Atkinson put together a very interesting dataset that needs to be explained. His explanation may well be the right one. However, his explanation requires making a number of conjectures for which he offers little support. They may all be true, but this is a dangerous way to make theories. It's a little like playing Six Degrees to Kevin Bacon where you are allowed to conjecture the existence of movies and co-stars. It should be obvious that with those rules, you can connect Kevin Bacon to anyone, including yourself. 


Torbjörn Larsson said...

So I haven't read the paper yet, but I find the reports interesting. It maps well to parts of genetic finds, especially on variation and its tendency away from Africa. In fact I think the article leaves that out in the discussion on whether population size is predicted by migrations, because if it happened with genomic populations it happened with many language populations simultaneously as far as I understand.

Actually one could take the successful prediction as evidence for that other means of language spread has had little effect most of the time, which makes sense as civilization is a recent invention. [I don't understand the problem with migration within already settled areas since it _wouldn't_ map to similar genetic results. But again I haven't read the paper so I don't know if it is an assumption there or here, and how it is motivated.]

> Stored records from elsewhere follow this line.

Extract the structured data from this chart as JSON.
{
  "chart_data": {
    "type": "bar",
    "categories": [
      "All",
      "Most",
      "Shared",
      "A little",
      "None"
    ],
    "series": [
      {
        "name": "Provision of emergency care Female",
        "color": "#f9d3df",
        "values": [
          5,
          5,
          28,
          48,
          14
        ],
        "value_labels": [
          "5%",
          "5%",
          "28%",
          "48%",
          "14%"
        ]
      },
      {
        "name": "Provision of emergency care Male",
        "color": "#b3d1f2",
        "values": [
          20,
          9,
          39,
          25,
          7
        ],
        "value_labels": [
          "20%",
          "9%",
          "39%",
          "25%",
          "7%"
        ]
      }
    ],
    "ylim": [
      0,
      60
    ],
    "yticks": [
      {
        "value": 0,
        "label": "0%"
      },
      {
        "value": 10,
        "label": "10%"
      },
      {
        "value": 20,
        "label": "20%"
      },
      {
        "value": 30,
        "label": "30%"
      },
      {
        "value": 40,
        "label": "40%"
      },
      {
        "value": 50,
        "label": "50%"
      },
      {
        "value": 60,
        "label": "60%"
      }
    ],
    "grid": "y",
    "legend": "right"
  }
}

The nice thing with this is that Atkinson can mount additional support for his theory. He doesn't need to, since assumptions are tested with the theory. Whether the theory remains with additional testing is another question. To use the Bacon analogy, who cares if Bacon is directly or indirectly connected with anyone if it is the phenomena of connection that is the question?

The obvious problem with the result is mentioned elsewhere: ~ 80 % of genetic variation is explained by migration/population size, only ~ 20 % of phoneme variation. So the mapping genetic-language history breaks down, and why that is seems unclear.

uzza said...

Thank you thank you thank you, for being the only person I've found who acknowledges that point about signed languages.

Good discussion of the paper here. I predict closer investigation will dissapate Atkinson's correlation is a cloud of details about how phonemes are counted in the WALS data and in geneeral.